How The Bible Tells Me So

Here’s a favorite story about evangelism in the Bible:

Acts 8:26-38 Now an angel of the Lord said to Philip, “Go south to the road—the desert road—that goes down from Jerusalem to Gaza.” So he started out, and on his way he met an Ethiopian eunuch, an important official in charge of all the treasury of the Kandake (which means “queen of the Ethiopians”). This man had gone to Jerusalem to worship, and on his way home was sitting in his chariot reading the Book of Isaiah the prophet. The Spirit told Philip, “Go to that chariot and stay near it.”

Then Philip ran up to the chariot and heard the man reading Isaiah the prophet. “Do you understand what you are reading?” Philip asked.

“How can I,” he said, “unless someone explains it to me?” So he invited Philip to come up and sit with him.

This is the passage of Scripture the eunuch was reading:

“He was led like a sheep to the slaughter,
and as a lamb before its shearer is silent,
so he did not open his mouth.
In his humiliation he was deprived of justice.
Who can speak of his descendants?
For his life was taken from the earth.”

The eunuch asked Philip, “Tell me, please, who is the prophet talking about, himself or someone else?” Then Philip began with that very passage of Scripture and told him the good news about Jesus.

As they traveled along the road, they came to some water and the eunuch said, “Look, here is water. What can stand in the way of my being baptized?” And he gave orders to stop the chariot. Then both Philip and the eunuch went down into the water and Philip baptized him.

These fantastic things get told in such a matter of fact way. There isn’t much editorializing. Luke (the writer of Acts) doesn’t say, “And Philip was freaking out” or “He wasn’t sure what to make of this strange urge to go stand by a chariot on the side of the road.” It is simply “The Spirit told.” That’s how Tre tells stories, too!

How I Tell Me So

I want to believe that Philip’s experience with the Spirit is very similar to mine. My experience is fairly ordinary — I prayed with Tre, then I walked up to the first person who seemed approachable and talked to them about this Bible study I wanted to start and we got into a pretty cool spiritual conversation that the person really needed to have. If I were in Philip’s place I might of told the story like this:

Best version of Philip yet from “AD Kingdom and Empire” #bringbackAD

Ok, so the Angel thing was undeniable. I can’t describe him to you, but he was like a man, but obviously not. When he spoke his lips didn’t move but it felt like the words spoke me. So I knew what I had to do.  I went where I was sent. (Having a sense of our sent-ness is really important, right?). When I got to the Gaza Road I had barely been walking for 20 minutes when this whole entourage of important people came rolling out of the city. I figured this is what I had been sent for so I walked beside the chariot as close as I could and when he started reading Isaiah out loud I was like, “Of course!” And then bing, bang, boom — first non-Jewish follower of Jesus. Whaaat?!

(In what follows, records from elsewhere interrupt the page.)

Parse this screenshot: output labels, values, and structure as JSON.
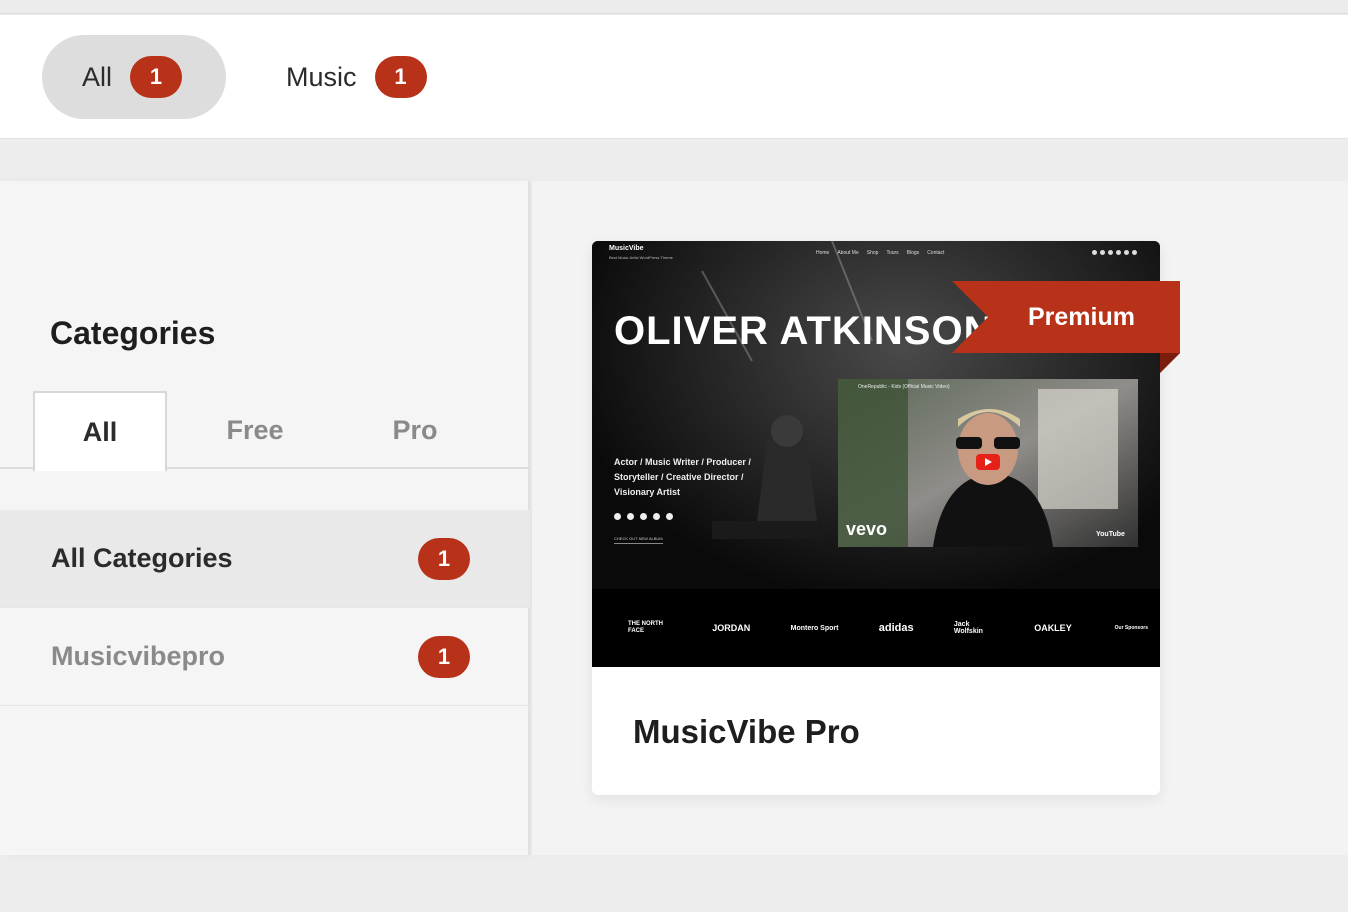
{
  "filter_bar": {
    "pills": [
      {
        "label": "All",
        "count": "1"
      },
      {
        "label": "Music",
        "count": "1"
      }
    ]
  },
  "sidebar": {
    "title": "Categories",
    "tabs": [
      "All",
      "Free",
      "Pro"
    ],
    "categories": [
      {
        "label": "All Categories",
        "count": "1"
      },
      {
        "label": "Musicvibepro",
        "count": "1"
      }
    ]
  },
  "card": {
    "title": "MusicVibe Pro",
    "badge": "Premium",
    "preview": {
      "site_name": "MusicVibe",
      "tagline": "Best Music Artist WordPress Theme",
      "nav": [
        "Home",
        "About Me",
        "Shop",
        "Tours",
        "Blogs",
        "Contact"
      ],
      "hero_title": "OLIVER ATKINSON",
      "hero_roles": [
        "Actor / Music Writer / Producer /",
        "Storyteller / Creative Director /",
        "Visionary Artist"
      ],
      "hero_cta": "CHECK OUT NEW ALBUM",
      "video_title": "OneRepublic - Kids (Official Music Video)",
      "video_watermark": "vevo",
      "video_platform": "YouTube",
      "sponsors": [
        "THE NORTH FACE",
        "JORDAN",
        "Montero Sport",
        "adidas",
        "Jack Wolfskin",
        "OAKLEY"
      ],
      "sponsors_label": "Our Sponsors"
    }
  },
  "colors": {
    "accent": "#b8321a",
    "badge_text": "#ffffff",
    "active_pill": "#dddddd"
  }
}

That’s how it feels for me. When two of the eight or so people who came to our Bible Study this semester decided to follow Jesus for the first time, I’m like “Whaaat?!” It shouldn’t have “worked.” It wasn’t that good. I didn’t have this dynamite sense of God’s power rushing through me the whole time. (BTW Have I ever felt that?) It doesn’t all make sense, so it must be the Spirit.

Be Sent

I got sent to RCGC. Tre really just pulled me all the way in before I could really talk myself out of it. And I’m so glad he did because I got to participate in some real Spirit stuff. RCGC is God’s. People there are looking to make a relationship with God. I don’t know what is going to happen next. This is fun! Pray for what happens there next semester.

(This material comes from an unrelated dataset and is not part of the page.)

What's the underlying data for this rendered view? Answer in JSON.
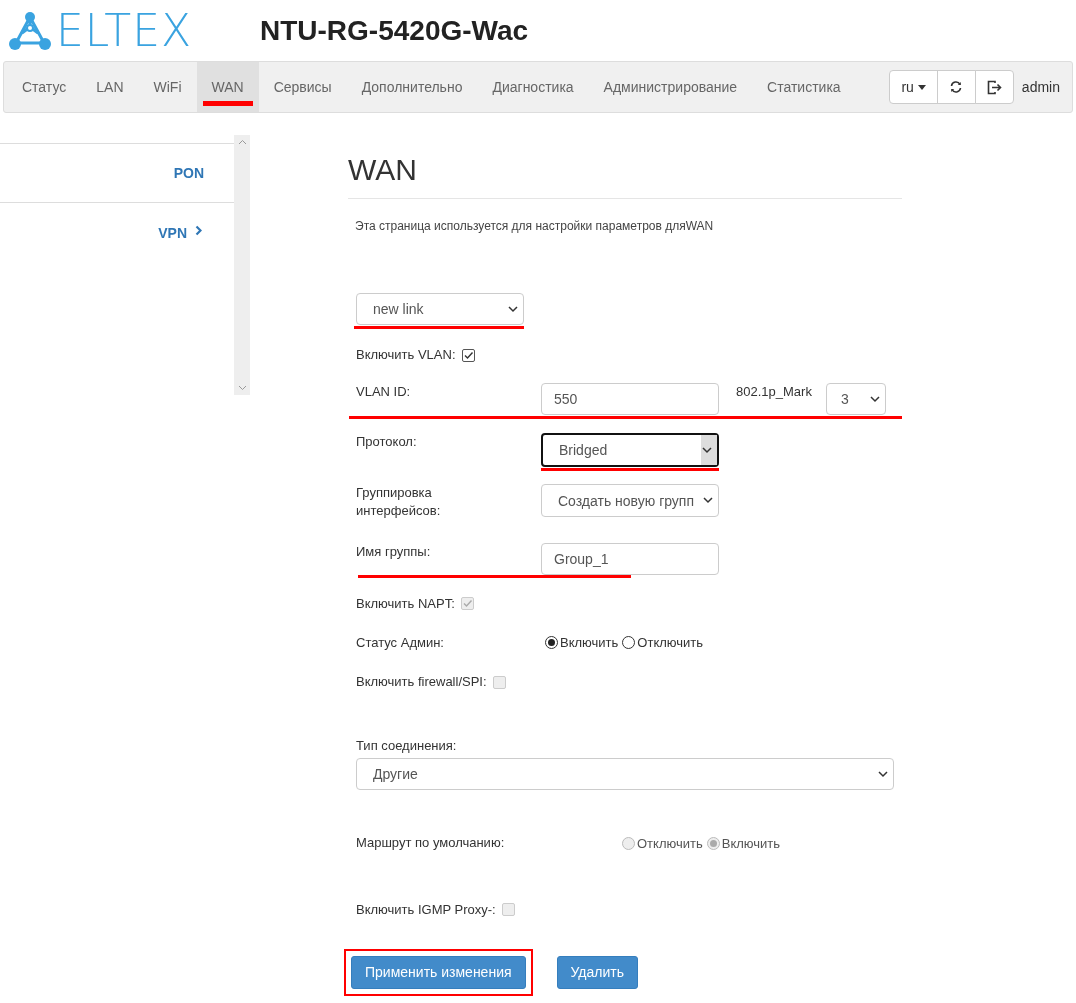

And pray that you might feel sent somewhere yourself. Not just to start Bible Studies or one of Circle of Hope’s Cells but to bring whatever you’ve been given to where you find yourself. It is your sense of sent-ness that I desire most. Your home with your kids all day, your lunch break at the falafel truck, your early morning weeding at the community garden Wherever you are, be sent.